There’s been much preoccupation with the fact that the Red Wings, possibly just inches away from winning this year’s Stanley Cup, may do so aided for the first time by a European captain.
The origins of this come from the notion that Europeans are ‘soft’, ‘don’t make good leaders’ and don’t have enough grit for the big prize. But where does that attitude even exist in the modern NHL and why this seemingly-endless obsession with debunking it?
As far as I can tell, the only prominent person who is still in hockey today that ever argued Europeans were soft was Don Cherry. And—aside from the fact that bombast and controversial commentary are historically part of Cherry’s schtick—I don’t even think Cherry believes that anymore.
So why do so many others still need guys like Nik Lidstrom to prove him wrong?
In the LA Times this week, Helene Elliott points out that the debate and issue are largely peculiar to Canadian journalists covering the series, which (given that we all grew up with Cherry’s voice in our ear) isn’t that surprising.
Regardless, it’s a theme that demands some patience from Wings players.
Lidstrom has been asked nearly every day what that feat would mean, and has somehow remained polite. On Monday, Mikael Samuelsson was asked whether the Europeans and North Americans razz each other about their origins and if it would mean more to him to win the championship with so many Europeans on the team.
The puzzled look on his face extended beyond his unfamiliarity with the word “razz.” Once that was explained, he had an exasperated look on his face and said he’s a little surprised people still make the distinction between Europeans and North Americans within the team but has come to accept it.
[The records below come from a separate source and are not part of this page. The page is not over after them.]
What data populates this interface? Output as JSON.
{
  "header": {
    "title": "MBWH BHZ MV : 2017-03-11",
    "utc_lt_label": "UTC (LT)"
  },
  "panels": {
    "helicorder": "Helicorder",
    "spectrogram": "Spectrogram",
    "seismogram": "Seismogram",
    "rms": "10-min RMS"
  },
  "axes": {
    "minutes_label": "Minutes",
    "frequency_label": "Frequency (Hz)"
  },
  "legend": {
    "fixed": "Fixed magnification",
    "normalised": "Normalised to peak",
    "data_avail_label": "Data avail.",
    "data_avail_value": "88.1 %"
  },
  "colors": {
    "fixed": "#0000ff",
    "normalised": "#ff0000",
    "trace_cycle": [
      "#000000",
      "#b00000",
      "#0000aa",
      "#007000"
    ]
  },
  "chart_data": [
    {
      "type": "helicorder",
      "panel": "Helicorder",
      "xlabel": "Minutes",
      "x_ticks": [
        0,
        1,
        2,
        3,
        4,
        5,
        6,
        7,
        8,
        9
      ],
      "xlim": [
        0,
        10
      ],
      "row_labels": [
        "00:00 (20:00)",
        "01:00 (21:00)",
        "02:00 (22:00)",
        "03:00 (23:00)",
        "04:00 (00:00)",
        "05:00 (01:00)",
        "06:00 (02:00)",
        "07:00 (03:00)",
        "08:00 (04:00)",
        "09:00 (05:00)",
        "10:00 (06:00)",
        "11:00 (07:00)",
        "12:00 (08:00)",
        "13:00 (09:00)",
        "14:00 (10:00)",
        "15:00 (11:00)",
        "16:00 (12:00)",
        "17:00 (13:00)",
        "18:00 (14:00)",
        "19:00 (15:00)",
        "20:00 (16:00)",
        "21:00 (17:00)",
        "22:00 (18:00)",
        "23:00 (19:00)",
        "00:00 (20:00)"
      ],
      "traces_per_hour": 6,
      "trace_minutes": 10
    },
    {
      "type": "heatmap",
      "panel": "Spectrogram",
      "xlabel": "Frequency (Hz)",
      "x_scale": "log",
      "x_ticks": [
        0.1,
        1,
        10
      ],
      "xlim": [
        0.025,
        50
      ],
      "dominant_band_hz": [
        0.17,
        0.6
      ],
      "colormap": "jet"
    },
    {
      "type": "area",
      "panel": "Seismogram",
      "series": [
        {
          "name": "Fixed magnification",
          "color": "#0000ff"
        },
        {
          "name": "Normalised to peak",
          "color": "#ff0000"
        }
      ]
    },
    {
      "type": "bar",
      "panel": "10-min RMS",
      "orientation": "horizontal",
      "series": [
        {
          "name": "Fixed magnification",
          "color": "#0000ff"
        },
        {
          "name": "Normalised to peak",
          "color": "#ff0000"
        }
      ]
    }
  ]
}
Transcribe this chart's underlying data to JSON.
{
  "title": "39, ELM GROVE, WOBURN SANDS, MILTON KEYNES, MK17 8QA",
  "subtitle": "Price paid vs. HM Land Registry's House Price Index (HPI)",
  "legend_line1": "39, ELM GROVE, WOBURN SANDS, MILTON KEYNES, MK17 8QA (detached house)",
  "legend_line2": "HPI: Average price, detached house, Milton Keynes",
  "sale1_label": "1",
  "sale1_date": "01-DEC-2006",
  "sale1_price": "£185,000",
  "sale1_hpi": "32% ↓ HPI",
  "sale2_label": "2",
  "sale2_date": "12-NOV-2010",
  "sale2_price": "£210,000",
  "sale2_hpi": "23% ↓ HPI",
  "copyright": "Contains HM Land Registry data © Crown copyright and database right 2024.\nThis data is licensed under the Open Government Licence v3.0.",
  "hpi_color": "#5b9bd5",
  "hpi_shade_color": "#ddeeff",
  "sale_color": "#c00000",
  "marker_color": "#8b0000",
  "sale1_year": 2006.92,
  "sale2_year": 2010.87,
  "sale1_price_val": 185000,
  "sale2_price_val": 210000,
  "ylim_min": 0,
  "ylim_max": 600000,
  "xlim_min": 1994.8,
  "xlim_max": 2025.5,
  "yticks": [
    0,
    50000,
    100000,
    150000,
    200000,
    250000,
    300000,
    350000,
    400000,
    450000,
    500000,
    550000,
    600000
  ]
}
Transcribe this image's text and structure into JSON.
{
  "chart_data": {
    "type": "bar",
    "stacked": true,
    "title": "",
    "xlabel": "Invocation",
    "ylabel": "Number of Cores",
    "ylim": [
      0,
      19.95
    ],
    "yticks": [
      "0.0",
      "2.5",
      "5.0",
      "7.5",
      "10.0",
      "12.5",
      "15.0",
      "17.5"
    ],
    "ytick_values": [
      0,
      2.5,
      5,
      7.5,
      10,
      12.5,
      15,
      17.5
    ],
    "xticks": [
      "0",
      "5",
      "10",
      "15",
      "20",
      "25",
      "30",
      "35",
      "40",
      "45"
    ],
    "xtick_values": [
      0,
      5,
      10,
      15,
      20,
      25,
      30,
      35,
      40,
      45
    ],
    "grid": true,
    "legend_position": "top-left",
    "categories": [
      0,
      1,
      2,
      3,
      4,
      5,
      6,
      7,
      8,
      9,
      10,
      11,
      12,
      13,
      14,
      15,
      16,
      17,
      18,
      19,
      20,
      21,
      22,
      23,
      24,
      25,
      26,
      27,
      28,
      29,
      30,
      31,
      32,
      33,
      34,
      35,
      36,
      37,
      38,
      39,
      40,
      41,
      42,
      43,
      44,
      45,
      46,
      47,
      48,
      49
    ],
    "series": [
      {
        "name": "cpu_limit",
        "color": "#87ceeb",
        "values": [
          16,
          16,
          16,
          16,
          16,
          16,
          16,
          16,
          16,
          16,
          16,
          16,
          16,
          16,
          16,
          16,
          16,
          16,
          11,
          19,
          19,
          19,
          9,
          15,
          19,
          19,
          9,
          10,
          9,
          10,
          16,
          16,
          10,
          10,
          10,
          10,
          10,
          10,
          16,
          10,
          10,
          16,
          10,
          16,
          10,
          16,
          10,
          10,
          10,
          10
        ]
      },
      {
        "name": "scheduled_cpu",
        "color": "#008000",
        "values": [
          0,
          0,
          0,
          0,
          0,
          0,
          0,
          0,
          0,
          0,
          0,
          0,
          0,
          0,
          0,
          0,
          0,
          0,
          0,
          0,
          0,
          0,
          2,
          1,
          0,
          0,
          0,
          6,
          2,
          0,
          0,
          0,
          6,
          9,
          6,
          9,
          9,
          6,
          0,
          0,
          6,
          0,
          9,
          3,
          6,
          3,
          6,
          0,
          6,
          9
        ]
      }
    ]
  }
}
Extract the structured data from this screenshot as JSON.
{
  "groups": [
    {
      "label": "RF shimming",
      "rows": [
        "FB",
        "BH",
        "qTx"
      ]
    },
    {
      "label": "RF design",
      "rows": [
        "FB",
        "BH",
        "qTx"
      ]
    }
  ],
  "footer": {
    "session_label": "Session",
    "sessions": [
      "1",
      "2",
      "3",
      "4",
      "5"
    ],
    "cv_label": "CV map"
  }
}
“I just play the game,” he said. “We’re not even talking about it. It’s not an issue. It hasn’t been talked about the whole year.
“As long as I’ve been here there has been a lot of Europeans. We have this group, we have to do the best with it. . . . I don’t care where they’re from, Europe or whatever. If they’re skilled players they’re here and try to win the game.”
While Americans don’t appear to obsess on this European captain stuff in the same way as Canadians, they do have their own unique angle: Instead of looking at it as “Europeans vs North Americans”, the notion of “race” has been brought up. Perhaps the same thing, but an entirely different perspective, no?
Comments from a Larry Brooks column in the NY Post last week (*apologies for no link—I can’t seem to find the original anywhere now) takes a look at race issues in baseball and then views hockey through the same prism, one that I don’t think would’ve occurred to many Canadian journalists or fans.
Cited by Justin Grant in the Black Star:
Meanwhile, New York Post columnist Larry Brooks compared the Mets’ situation to the New York Rangers—who have a diverse mix of Americans and Europeans on their roster.
“You better believe the question is asked every day around NHL front offices: Do we have too many Europeans? ... You better believe the question was asked by the Rangers when they collapsed late in 2005-06: Do we have too many Czechs?,” Brooks wrote last week.
“Those posing the questions aren’t necessarily bigoted. They’re simply covering the bases in attempting to apply common sense to a complex equation in which two dozen men of disparate backgrounds must live and work together over eight months in order to achieve a common goal,” Brooks wrote.
Fair enough, but is that really a ‘race’ issue or just a cultural one? While the causes may be the same, people’s reactions are far different.
I think Brooks is a bit lost if he likens what’s going on with the NY Mets (and read Grant’s short column for a very good, brief overview of the issues of race facing that MLB team) to what’s historically been the issue in the NHL.
As for the suggestion that the NHL’s head office itself might be concerned about too many Europeans, that might be true, but not for race reasons. More likely, they just hate the fact that it takes being more than a casual fan to learn how to pronounce their names. Pronouncing the likes of ‘Khabibulin’ or ‘Hejduk’ obviously requires a bit of an education for most of us.
Anyway, in modern times, the issue of Europeans in the NHL can’t be traced much deeper than Don Cherry that I can see. And in today’s limelight, he’s the lone survivor of an old guard that once insisted on rejecting European talent out of hand.
Since Cherry himself isn’t even doing that anymore, who do we expect Lidstrom to prove something to?
Maybe the former Cherry-attitude exists at a deeper level than I’m aware of, but I just don’t see it. And looking at the sum total of Lidstrom’s career, I’d say he’s got nothing left to prove to anyone but himself.